We’re seeing debt funds that are now pricing deals that banks were getting from a spread standpoint six months ago. So debt funds are really aggressive with their spreads at this point. And as you know, they typically come with higher leverage and fewer covenants. So it’s a tough competition, but we still feel pretty good about the 2025 from a production standpoint. I hope that helps.
Michael Rose, Analyst, Raymond James: Yes. It’s great color. Really appreciate it. Thanks for taking my questions. I’ll step back.

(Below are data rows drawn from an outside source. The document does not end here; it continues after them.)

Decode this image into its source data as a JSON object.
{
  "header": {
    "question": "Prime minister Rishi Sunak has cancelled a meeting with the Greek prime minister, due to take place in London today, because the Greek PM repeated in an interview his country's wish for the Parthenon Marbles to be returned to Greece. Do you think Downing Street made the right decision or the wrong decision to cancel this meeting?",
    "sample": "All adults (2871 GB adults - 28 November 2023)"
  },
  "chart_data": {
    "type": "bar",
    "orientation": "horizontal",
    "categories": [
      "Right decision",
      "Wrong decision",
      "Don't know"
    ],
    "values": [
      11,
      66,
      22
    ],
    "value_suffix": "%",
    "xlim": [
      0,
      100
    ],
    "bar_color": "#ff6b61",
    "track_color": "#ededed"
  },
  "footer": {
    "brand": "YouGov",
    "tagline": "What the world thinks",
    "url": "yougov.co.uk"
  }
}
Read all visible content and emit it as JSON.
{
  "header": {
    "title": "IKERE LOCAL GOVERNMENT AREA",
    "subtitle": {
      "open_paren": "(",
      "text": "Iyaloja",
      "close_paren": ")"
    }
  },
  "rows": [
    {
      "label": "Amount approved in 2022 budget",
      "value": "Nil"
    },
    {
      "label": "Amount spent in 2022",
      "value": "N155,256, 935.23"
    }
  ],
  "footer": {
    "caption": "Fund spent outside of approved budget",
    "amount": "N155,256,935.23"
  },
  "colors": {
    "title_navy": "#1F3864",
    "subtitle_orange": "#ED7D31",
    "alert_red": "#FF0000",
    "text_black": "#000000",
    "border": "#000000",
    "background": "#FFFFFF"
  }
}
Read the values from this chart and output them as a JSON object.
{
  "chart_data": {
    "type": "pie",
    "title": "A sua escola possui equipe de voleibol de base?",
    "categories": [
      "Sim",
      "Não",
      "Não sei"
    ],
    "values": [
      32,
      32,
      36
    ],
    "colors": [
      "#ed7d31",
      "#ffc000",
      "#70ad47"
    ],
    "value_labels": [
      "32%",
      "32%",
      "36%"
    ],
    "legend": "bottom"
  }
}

Conference Operator: Thank you. Our next question comes from the line of Matt Olney of Stephens. Please go ahead,
Matt Olney, Analyst, Stephens: Hey, thanks for taking the question guys. I want to ask about the net interest margin and we saw some improvement this quarter. Any more color on just the puts and takes on the direction of that margin from here in the back half of the year? And then specifically, can you add some color on how dependent that margin outlook is on the loan growth? It sounds like the loan growth could be volatile based off the pay downs.
And just curious how much of a driver that is for the margin. Thanks.
Lee Gibson, CEO, Southside Bancshares: We’re 12 basis points for the year. And looking at the average balance sheet, average loans have been down for the year. So far, it hadn’t been dependent on loans. The encouraging thing is all that loan growth that we had occurred in the really the last two to three weeks of June. So in terms of our average loans, they’re at the highest point they’ve really been at this entire year.
So if we can continue to produce the loans, as Keith’s discussing, and we have pretty good insight into what’s going to happen in next couple of months, it’s payoffs that will be the difference. But if we can have net loan growth going forward, I think it’s going to do nothing but really accrue to our benefit when it comes to the outlook for the NIM for the last half of the year.
Matt Olney, Analyst, Stephens: Okay. So it sounds like the margin has some tailwinds with or without the loan growth. Maybe just some commentary on deposit competitions. Some of your peers in Texas are pointing towards increased competition that’s perhaps going to put up push up deposit pricing in the back half of the year in the absence of any kind of Fed cut. So I’m just curious what you’re seeing.
Lee Gibson, CEO, Southside Bancshares: We’re really not seeing that. We have focused previously in prior quarters on putting on CDs. A lot of those CDs are we had a lot that matured during the second quarter. We have another, I think, the next ninety days. We have a little over $430,000,000 that will mature.
We’re not going to be able to save as much money as we did in the first and the second quarter on the maturities. But we anticipate we’ll be able to lower the average rate on those CDs at least 10 basis points, if not just a little bit more. So that’s really where the relief is going to come. And who knows whether the Fed’s lower rates or what they’re going to do. But we believe that we will continue to see a little some relief in terms of pressure on deposit pricing over the last half of the year.
Keith Donahoe, President, Southside Bancshares: Okay, thanks guys.
Conference Operator: All right. Thank you. I would now like to turn the conference back to Lee Gibson for closing remarks.
Lee Gibson, CEO, Southside Bancshares: Thank you, everyone, for joining us today. We appreciate your interest in Southside Bancshares, along with the opportunity to answer your questions. Our excellent second quarter results only reinforces our optimistic outlook for 2025. We look forward to reporting third quarter results to you during our next earnings call in October. This concludes the call.
Thank you again.
Conference Operator: This concludes today’s conference call. Thank you for participating. You may now disconnect.